Gray gets flak over late-night flip-flop on streetcar funds
Thursday, June 3, 2010; 1:16 PM
The legend of Vincent C. Gray goes something like this: First at the John A. Wilson Building, last to leave. Forges consensus in a single bound. Loves hearings so much he holds 'em on Saturdays. Huddles each night in his wood-paneled corner office, alone but for a stack of briefing books and a tank of midnight oil.
It's all great imagery for his campaign against Mayor Adrian M. Fenty (D), not especially known for his studiousness. Alas, it was one of those late nights at city hall that got the D.C. Council chairman in trouble last week.
In budget language finalized in the small hours last Wednesday, Gray highlighted for a swath of voters -- well-off, mostly white, living in gentrifying neighborhoods and inclined to vote -- every doubt they ever had about him. That he's not forward-thinking. That he's an old-school, backroom operator. That he's plodding and overly cautious. That his commitment to good government is mere lip service.
At 2:27 that morning, a Gray staffer e-mailed the final draft of the city's 2011 budget that was to be voted on by noon the next day. A few hours later, as caterers prepared made-to-order waffles for legislators' traditional pre-meeting breakfast, an active and increasingly powerful group of District voters got the bad news.
David Alpert, who runs the influential blog Greater Greater Washington and who serves as the de facto ringleader of a group of smart, dedicated transit and planning activists, found out that the late-night draft sliced millions from the city's streetcar program -- delaying its debut by at least a year and probably longer. Shortly after 9 a.m., he posted the news on his blog, linking it on Twitter, and the activists went berserk.
Gray was able to save the streetcars by 3:30 p.m. -- by squeezing an additional $47 million in scarce capital dollars out of Chief Financial Officer Natwar M. Gandhi -- but his mayoral campaign blog already hosted dozens of nasty comments.
Like this one: "You're a moron. Fenty it is."

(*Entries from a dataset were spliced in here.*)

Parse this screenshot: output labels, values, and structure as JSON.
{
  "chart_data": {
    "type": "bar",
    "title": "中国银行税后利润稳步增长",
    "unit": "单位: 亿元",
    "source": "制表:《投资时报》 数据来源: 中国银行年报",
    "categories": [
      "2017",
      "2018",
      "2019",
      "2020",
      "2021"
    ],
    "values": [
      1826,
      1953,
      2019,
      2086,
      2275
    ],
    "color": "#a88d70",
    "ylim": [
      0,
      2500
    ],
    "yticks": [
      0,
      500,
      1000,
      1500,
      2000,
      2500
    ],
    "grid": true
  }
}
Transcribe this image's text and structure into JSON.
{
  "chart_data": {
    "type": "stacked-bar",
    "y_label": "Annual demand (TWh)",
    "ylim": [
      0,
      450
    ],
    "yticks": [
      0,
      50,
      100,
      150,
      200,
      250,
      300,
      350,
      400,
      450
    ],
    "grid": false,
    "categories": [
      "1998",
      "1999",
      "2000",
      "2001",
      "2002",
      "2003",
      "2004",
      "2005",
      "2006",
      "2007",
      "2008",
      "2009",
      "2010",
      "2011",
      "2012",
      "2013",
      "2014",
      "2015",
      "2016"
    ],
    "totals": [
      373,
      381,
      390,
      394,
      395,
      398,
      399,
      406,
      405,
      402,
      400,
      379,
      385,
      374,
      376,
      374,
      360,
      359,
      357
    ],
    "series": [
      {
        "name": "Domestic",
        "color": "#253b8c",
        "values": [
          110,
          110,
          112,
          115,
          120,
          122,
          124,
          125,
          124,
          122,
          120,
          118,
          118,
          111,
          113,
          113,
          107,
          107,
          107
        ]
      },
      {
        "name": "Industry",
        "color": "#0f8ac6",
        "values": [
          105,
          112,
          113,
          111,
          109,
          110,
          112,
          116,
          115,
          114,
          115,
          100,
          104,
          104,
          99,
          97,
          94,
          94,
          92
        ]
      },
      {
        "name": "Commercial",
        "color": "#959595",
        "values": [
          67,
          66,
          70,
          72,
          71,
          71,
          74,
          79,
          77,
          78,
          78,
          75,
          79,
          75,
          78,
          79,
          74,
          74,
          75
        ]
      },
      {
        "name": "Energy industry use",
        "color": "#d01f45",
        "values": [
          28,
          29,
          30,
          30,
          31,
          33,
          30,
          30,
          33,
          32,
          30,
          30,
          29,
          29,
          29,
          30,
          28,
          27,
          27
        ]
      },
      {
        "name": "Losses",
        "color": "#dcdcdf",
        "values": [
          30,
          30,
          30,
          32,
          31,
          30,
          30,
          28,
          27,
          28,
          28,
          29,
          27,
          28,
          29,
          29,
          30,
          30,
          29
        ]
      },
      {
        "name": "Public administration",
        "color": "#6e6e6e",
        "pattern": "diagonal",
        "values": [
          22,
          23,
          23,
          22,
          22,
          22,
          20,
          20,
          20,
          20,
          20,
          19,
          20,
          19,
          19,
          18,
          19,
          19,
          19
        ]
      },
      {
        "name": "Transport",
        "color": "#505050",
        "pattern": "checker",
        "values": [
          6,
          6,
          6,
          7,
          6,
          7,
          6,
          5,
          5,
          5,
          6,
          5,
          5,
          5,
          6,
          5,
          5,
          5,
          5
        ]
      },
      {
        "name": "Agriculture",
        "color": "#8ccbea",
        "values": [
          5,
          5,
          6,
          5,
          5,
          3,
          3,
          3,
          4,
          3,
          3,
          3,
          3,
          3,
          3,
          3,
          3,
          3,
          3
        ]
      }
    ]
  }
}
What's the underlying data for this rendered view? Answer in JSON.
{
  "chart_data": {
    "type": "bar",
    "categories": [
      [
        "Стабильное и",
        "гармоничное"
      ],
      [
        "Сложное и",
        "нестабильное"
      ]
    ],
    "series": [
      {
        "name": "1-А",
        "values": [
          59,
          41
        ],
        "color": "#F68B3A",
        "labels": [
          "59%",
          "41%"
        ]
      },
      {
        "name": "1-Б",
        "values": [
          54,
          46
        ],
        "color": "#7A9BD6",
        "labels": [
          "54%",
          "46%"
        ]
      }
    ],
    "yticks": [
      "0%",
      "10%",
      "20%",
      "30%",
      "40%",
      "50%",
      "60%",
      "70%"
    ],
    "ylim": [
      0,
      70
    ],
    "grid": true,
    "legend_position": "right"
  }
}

Budgets, of course, are messy things. When you spend more than $5 billion in local taxpayer funds in a plan hundreds of pages long, that doesn't typically get done on a 9-to-5 schedule, as Gray pointed out. Late nights, he said, are "often the case with the budget. There's a lot of work to do. You get to crunch time."
But with Gray in the middle of a mayoral race in which he boasts that he's "governed in an open and transparent manner," as he said at a candidates' forum Wednesday evening, and trying to position himself as the sober, deliberative alternative to what he sees as Fenty's manic impatience, it's hard to defend late-night shenanigans of any type.
And the streetcars might not even be the worst of it. In another little-noticed move, Gray's late-night budget transferred a 358,000-square-foot former school from the city -- which had been using it to train firefighters and social workers -- to the University of the District of Columbia with virtually no public participation.
In an interview Wednesday night, Gray suggested for the first time that the streetcar change was due to a staff error and that he did not approve the wee-hours reshuffling. He also defended his decision to include the Harris transfer in budget legislation, rather than move the school via a separate bill -- which would involve an open hearing. "The community college is a huge part of our budget," Gray said.
The bad news for Gray: Neither explanation bolsters the image he's trying to project over the next 100 days. The good news: Gray actually came out of this pretty well. Leaders on both sides of the issue say the mayoral wannabe managed not to completely squander their goodwill.
Meg Maguire, a leader on streetcar issues for the Committee of 100 on the Federal City, which has opposed overhead wires in certain historic areas, says she's pleased that Gray's compromise included a requirement for more comprehensive planning. "It seems to be moving in a direction that is going to end up with a reasonable set of policies," she said.
And Alpert credits Gray for "listening to what the residents thought." Never mind the flip-flop: "The 2 a.m. part of it was certainly color that drove the point home a little bit. But what people really cared about was the outcome."
And the outcome is what Gray -- usually just as occupied with process -- would like to focus on in this case. "I am where I said I was," he said Wednesday. "At the end of the day, I'm supporting streetcars."